Once upon a time, every schoolboy had a pocket knife with him at all times. It was a tool, used for carving things out of wood, preparing food, or just playing around with. Of course, times have changed. In a post-9/11, post-Columbine world, no one carries a knife; most schools have a zero-tolerance policy that not only covers pocket knives, but also includes eating utensils. So why would a British judge be advocating for schools to allow boys to bring a knife to school now?
It turns out that Sir Mota Singh is a Sikh and the knife he wants kids to be allowed to bring to school is a Kirpan, one of the five “articles of faith” that Sikhs must have with them at all times. So how do you reconcile this matter of faith with the very practical matter of not allowing kids to bring weapons to school? “There has been no reported case, certainly none that I know of,” Sir Mota told the BBC, “of a Sikh using a knife in order to cause injury.” Of course, that doesn’t mean it couldn’t happen.
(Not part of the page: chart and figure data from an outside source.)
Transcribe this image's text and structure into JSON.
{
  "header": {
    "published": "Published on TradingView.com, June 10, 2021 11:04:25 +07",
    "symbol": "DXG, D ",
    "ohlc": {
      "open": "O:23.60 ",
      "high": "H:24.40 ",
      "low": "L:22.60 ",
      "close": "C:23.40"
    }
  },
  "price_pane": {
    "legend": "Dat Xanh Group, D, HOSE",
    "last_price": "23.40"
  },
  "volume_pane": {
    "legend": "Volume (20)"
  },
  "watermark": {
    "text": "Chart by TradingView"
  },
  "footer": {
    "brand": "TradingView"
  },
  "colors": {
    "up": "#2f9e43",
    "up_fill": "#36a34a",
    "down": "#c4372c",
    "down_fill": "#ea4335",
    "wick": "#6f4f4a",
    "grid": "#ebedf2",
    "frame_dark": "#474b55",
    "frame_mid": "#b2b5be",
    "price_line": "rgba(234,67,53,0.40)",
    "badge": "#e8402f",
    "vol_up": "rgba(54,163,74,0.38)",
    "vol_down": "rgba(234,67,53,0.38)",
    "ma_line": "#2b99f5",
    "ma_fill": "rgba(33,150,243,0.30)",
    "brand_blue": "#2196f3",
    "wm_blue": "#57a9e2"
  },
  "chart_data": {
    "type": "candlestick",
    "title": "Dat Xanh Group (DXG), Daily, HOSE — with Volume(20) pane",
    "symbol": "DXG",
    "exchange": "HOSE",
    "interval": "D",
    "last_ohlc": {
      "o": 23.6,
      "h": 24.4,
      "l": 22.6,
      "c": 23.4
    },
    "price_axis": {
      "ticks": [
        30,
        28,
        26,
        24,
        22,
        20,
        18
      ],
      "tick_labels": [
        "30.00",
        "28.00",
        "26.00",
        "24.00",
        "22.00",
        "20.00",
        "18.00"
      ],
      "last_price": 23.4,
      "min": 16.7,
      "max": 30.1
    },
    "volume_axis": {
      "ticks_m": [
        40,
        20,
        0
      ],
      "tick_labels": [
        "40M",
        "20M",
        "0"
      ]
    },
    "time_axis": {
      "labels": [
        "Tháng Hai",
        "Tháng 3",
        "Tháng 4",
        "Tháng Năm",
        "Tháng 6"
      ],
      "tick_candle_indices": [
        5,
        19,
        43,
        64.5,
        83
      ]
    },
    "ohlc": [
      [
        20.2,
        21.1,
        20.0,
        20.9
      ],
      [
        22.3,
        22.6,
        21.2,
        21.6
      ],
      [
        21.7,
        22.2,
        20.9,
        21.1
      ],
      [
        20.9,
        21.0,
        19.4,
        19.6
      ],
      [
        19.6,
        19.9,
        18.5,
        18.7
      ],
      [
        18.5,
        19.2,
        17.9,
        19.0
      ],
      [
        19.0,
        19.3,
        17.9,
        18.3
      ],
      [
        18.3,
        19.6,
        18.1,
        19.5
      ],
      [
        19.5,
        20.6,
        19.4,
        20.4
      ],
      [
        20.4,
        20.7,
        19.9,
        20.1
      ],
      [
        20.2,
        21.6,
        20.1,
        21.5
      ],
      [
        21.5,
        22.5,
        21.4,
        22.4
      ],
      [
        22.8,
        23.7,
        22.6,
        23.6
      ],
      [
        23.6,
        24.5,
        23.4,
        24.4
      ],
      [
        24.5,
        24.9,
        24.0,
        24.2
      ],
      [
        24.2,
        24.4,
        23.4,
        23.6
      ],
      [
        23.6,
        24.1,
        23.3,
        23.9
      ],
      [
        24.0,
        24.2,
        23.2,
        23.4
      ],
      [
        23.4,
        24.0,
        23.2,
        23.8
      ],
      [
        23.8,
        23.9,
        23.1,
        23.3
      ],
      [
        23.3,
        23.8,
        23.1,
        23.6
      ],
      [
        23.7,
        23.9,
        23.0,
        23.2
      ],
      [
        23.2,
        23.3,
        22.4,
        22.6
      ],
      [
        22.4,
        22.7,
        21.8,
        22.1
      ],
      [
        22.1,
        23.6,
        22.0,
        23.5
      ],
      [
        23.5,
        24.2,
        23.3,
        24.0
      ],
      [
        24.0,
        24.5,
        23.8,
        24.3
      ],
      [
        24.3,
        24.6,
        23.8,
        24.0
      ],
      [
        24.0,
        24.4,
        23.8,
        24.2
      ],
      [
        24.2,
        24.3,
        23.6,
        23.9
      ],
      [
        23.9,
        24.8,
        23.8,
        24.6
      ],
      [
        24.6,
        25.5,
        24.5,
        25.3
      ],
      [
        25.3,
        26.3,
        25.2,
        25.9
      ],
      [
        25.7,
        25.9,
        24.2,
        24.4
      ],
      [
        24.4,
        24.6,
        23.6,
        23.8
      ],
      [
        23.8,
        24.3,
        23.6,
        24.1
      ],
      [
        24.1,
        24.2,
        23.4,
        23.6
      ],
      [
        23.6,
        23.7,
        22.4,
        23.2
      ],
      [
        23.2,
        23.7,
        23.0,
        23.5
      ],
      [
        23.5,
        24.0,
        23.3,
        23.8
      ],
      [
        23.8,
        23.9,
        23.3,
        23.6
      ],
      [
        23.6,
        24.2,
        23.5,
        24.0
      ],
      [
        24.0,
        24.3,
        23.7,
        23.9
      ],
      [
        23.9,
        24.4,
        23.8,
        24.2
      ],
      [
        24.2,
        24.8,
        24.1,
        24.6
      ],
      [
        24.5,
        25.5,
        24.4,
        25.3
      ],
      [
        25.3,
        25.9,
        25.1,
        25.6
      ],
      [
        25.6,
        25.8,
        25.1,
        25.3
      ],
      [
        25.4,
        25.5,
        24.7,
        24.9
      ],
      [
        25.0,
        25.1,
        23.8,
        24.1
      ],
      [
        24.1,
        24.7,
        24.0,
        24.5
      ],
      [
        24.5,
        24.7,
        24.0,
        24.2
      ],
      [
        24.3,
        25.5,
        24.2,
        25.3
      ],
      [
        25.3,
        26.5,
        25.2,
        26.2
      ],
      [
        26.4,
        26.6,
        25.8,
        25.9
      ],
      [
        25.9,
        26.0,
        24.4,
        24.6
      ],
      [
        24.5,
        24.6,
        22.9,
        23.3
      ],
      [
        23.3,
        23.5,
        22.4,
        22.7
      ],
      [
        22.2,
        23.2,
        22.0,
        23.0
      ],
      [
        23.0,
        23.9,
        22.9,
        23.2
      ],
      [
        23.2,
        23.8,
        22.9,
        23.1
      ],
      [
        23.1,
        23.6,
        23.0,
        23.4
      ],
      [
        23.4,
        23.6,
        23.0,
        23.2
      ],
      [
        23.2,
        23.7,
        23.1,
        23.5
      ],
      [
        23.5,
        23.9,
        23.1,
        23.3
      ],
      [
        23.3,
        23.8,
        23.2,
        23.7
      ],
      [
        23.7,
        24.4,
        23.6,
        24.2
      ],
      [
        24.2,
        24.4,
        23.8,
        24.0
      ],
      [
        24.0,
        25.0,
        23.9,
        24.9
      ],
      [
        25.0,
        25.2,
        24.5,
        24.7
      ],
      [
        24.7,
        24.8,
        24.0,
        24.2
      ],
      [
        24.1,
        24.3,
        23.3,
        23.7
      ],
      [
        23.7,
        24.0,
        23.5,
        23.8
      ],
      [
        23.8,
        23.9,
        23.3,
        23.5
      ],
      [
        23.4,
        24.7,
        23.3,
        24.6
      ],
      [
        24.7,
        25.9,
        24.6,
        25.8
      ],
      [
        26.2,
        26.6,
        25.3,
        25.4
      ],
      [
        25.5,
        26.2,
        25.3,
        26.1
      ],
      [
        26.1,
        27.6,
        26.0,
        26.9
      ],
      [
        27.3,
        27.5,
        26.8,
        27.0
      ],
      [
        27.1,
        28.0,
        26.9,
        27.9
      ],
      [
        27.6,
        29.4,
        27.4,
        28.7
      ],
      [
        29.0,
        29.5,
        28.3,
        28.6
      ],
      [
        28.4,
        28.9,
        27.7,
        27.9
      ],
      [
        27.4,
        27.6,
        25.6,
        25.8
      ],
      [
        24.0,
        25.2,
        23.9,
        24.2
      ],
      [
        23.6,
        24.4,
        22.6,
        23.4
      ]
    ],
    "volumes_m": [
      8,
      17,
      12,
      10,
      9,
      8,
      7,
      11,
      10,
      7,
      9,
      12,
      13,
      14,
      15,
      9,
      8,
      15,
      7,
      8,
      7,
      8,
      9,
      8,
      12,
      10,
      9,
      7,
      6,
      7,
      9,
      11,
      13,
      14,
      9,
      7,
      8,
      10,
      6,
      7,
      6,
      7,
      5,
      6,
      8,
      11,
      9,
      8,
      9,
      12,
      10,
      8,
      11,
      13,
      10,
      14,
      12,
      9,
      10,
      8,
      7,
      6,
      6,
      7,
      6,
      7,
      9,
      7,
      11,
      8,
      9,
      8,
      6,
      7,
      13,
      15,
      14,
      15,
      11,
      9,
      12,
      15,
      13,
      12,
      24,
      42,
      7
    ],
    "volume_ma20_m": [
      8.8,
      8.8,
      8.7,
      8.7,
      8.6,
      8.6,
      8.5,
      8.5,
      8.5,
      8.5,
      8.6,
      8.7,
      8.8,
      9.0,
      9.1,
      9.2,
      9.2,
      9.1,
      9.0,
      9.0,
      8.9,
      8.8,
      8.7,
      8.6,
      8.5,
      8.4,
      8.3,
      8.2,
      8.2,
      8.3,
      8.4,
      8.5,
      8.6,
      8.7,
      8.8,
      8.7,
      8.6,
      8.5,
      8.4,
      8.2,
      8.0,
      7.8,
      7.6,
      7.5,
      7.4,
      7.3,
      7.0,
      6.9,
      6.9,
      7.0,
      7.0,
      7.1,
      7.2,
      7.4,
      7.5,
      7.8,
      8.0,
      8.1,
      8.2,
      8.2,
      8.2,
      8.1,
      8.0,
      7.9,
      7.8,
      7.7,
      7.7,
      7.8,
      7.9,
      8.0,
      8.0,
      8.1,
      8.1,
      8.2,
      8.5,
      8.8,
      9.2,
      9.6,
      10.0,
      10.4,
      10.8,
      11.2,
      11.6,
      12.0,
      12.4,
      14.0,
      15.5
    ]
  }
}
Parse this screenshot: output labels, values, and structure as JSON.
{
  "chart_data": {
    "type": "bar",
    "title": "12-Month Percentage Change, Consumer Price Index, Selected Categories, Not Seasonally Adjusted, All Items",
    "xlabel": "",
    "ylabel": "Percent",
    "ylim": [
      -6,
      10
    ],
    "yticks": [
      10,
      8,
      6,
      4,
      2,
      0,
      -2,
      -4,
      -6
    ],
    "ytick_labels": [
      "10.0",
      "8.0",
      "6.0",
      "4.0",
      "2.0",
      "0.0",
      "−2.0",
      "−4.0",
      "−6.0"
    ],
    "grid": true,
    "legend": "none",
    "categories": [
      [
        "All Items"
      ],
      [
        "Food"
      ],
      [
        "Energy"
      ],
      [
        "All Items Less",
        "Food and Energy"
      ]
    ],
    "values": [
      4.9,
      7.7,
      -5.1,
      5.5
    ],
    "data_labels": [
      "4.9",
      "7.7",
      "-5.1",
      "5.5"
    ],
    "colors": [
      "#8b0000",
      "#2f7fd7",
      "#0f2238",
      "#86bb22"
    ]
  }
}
The way I see it, if you want to go to a public school, you have to be prepared to follow the rules enacted for the safety of all. If your beliefs compel you to do something contrary to those rules, then perhaps it is time to find a school more conducive to your beliefs, such as a private, religious school. Sir Mota would agree, I think; he supported the actions of a family that did just that, after their son’s public school refused to let him carry his Kirpan.
Personally, I’d just as soon my kids were able to concentrate on learning rather than having to worry about when some kid was going to grab someone else’s Kirpan and start stabbing people with it. Would you feel comfortable knowing that there were children at your kids’ school who were carrying knives?